It is well known that party conflict is far more pervasive in the contemporary Congress. When party conflict occurs, members vote much more reliably with their parties. Party leaders take a more dominant role in developing policy and managing its consideration. All these changes would seemingly empower congressional majority parties to shape and drive policy outcomes. But are today’s parties more effective at enacting their agendas?
Frances E. Lee is jointly appointed in the Department of Politics and the Woodrow Wilson School of Public and International Affairs where she is Professor of Politics and Public Affairs.

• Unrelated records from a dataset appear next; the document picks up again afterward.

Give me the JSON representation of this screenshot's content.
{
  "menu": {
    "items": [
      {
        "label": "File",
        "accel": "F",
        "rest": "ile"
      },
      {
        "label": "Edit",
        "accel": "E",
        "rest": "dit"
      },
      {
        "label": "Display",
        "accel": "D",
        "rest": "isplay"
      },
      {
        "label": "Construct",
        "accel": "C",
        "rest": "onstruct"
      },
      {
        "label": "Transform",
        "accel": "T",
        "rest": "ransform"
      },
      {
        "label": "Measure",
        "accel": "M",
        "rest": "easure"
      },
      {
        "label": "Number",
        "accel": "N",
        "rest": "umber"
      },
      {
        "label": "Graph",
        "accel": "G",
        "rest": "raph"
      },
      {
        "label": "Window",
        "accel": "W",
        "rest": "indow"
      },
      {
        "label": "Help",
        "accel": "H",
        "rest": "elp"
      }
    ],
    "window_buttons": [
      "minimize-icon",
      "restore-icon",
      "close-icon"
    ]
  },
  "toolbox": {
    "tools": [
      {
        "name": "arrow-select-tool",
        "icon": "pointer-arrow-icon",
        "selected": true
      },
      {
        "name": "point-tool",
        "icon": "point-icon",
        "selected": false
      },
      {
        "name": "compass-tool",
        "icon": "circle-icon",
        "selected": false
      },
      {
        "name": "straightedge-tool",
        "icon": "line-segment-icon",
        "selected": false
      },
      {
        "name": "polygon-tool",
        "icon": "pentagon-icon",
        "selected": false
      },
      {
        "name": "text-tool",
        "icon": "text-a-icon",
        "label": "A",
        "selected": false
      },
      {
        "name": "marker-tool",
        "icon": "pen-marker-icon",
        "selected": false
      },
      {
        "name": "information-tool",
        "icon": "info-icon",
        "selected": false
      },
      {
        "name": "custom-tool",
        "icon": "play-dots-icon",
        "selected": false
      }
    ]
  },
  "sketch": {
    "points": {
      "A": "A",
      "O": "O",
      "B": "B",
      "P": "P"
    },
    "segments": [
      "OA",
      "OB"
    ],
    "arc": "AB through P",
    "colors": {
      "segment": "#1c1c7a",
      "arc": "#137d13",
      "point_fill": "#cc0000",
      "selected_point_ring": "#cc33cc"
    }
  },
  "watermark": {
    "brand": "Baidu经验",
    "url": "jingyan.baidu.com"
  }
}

Lee has broad interests in American politics, with a special focus on congressional politics, national policymaking, party politics, and representation. She is author of Insecure Majorities: Congress and the Perpetual Campaign (2016) and Beyond Ideology: Politics, Principles, and Partisanship in the U.S. Senate (2009). She is also coauthor of Sizing Up The Senate: The Unequal Consequences of Equal Representation (1999) and a textbook, Congress and Its Members (Sage / CQ Press). Her research has appeared in the American Political Science Review, American Journal of Political Science, Perspectives on Politics, Journal of Politics, Legislative Studies Quarterly, and other outlets.
Lee earned her B.A. from the University of Southern Mississippi and her Ph.D. from Vanderbilt University. She is a fellow of the American Academy of Arts and Sciences.